Their tight bodices, covered with embroidery, were
so short that between them and the sari there was a good quarter
of a yard of bare skin. The dark, bronze-coloured waists of these
well-shaped Women were boldly presented to any one's examination
and reflected the lights of the room. Their beautiful arms and
their ankles were covered with bracelets. At the least of their
movements they all set up a tinkling silvery sound, and the little
sister-in-law, who might easily be mistaken for an automaton doll,
could hardly move under her load of ornaments. The young grandmother,
our hostess, had a ring in her left nostril, which reached to the
lower part of the chin. Her nose was considerably disfigured by
the weight of the gold, and we noticed how unusually handsome she
was only when she took it off to enable herself to drink her tea
with some comfort.
The dances of the nautch girls began. Two of them were very pretty.
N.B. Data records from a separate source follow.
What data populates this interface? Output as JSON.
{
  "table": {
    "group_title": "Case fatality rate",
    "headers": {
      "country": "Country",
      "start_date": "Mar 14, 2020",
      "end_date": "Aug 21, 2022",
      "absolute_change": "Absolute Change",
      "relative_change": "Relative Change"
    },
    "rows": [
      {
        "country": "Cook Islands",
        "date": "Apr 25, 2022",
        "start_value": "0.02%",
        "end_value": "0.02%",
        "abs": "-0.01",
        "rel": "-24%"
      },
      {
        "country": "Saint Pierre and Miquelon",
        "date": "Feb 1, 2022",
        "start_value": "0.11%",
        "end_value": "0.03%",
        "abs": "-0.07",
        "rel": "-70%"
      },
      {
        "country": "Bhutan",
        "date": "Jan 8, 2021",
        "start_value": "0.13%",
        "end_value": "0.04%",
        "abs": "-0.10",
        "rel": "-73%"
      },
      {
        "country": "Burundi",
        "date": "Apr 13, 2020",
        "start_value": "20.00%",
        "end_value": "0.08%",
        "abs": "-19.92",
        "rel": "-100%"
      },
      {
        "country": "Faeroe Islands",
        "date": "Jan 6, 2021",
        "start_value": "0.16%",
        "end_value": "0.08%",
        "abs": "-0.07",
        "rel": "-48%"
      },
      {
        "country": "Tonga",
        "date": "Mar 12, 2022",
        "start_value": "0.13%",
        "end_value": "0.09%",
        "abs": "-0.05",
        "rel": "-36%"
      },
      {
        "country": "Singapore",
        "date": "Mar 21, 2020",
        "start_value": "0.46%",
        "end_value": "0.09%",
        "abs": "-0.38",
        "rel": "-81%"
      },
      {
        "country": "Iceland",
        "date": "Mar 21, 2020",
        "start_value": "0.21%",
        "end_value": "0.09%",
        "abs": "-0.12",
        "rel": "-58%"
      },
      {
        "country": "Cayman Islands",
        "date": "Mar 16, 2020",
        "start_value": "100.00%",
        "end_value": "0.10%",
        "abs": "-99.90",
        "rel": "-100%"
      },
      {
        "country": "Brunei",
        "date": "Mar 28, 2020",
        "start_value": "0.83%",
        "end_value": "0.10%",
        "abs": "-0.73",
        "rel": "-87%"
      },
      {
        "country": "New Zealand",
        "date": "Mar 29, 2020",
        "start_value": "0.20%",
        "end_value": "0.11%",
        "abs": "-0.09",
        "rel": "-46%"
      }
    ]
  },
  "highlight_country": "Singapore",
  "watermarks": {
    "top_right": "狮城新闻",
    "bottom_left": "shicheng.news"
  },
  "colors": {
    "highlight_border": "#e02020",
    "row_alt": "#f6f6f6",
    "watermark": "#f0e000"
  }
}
Their dancing consisted chiefly in more or less expressive movements
of their eyes, their heads, and even their ears, in fact, of the
whole upper part of their bodies. As to their legs, they either
did not move at all or moved with such a swiftness as to appear
in a cloud of mist.
After this eventful day I slept the sleep of the just.
- - - - -
After many nights spent in a tent, it is more than agreeable to
sleep in a regular bed, even if it is only a hanging one. The
pleasure would, no doubt, have been considerably increased had I
but known I was resting on the couch of a god. But this latter
circumstance was revealed to me only in the morning, when descending
the staircase I suddenly discovered the poor general en chef,
Hanuman, deprived of his cradle and unceremoniously stowed away
under the stairs. Decidedly, the Hindus of the nineteenth century
are a degenerate and blaspheming race!
In the course of the morning we learned that this swinging throne
of his, and an ancient sofa, were the only pieces of furniture in
the whole house that could be transformed into beds.
Neither of our gentlemen had spent a comfortable night. They slept
in an empty tower that was once the altar of a decayed pagoda and
was situated behind the main building. In assigning to them this
strange resting place, the host was guided by the praiseworthy
intention of protecting them from the jackals, which freely penetrate
into all the rooms of the ground floor, as they are pierced by
numberless arches and have no door and no window frames.